The Q2 report was released today: Household Debt and Credit Report.
The Federal Reserve Bank of New York’s Center for Microeconomic Data today issued its Quarterly Report on Household Debt and Credit, which reported that household debt increased by $35 billion (a 0.3 percent increase) to $12.29 trillion during the second quarter of 2016. This moderate growth was driven by increases in auto loan and credit card debt, which increased by $32 billion and $17 billion respectively. Mortgage debt declined by $7 billion in the second quarter, after a $120 billion increase in the first quarter, and student loan balances were roughly flat. Meanwhile, this quarter saw improvements in overall delinquency rates and another historical low (over the 18 years of the data sample) in new foreclosures. …
Overall delinquency rates improved, continuing the trend in place since 2010. In the second quarter, 4.8 percent of outstanding debt was in some stage of delinquency down from 5 percent previous quarter, and 5.6 percent in the second quarter of 2015. There were 82,000 consumers with new foreclosure notations on their credit reports – another low in the 18-year history of this data set.
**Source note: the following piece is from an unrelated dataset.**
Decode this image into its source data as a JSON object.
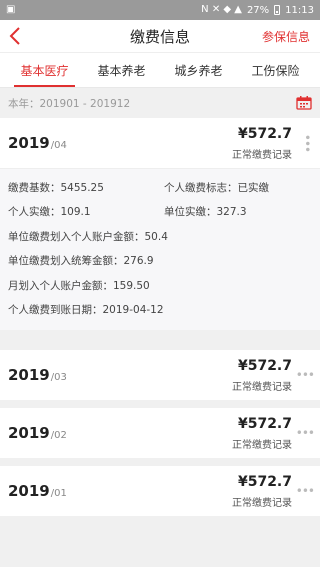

“Today’s report highlights a positive ongoing trend in household debt,” said Donghoon Lee, Research Officer at the New York Fed. “Delinquency rates continue to improve, even as credit has become more widely available.”
Here are two graphs from the report:
The first graph shows aggregate consumer debt increased in Q2. Household debt peaked in 2008, and bottomed in Q2 2013.
Mortgage debt decreased in Q2, from the NY Fed:
Mortgage balances, the largest component of household debt, were essentially flat in the second quarter of 2016. Mortgage balances shown on consumer credit reports on June 30 stood at $8.36 trillion, a $7 billion drop from the first quarter of 2016. Balances on home equity lines of credit (HELOC) also dropped by $7 billion, to $478 billion. Non-housing debt balances rose in the second quarter; with increases of $32 billion and $17 billion in auto loans and credit cards, respectively, and a slight decline in student loan balances (-$2 billion).
The second graph shows the percent of debt in delinquency. The percent of delinquent debt is declining, although there is still a larger than normal percent of debt 90+ days delinquent (Yellow, orange and red).
The overall delinquency rate decreased in Q2 to 4.8%. From the NY Fed:
Overall delinquency rates improved again in 2016Q2. As of June 30, 4.8% of outstanding debt was in some stage of delinquency. Of the $589 billion of debt that is delinquent, $407 billion is seriously delinquent (at least 90 days late or “severely derogatory”).
There are a number of credit graphs at the NY Fed site.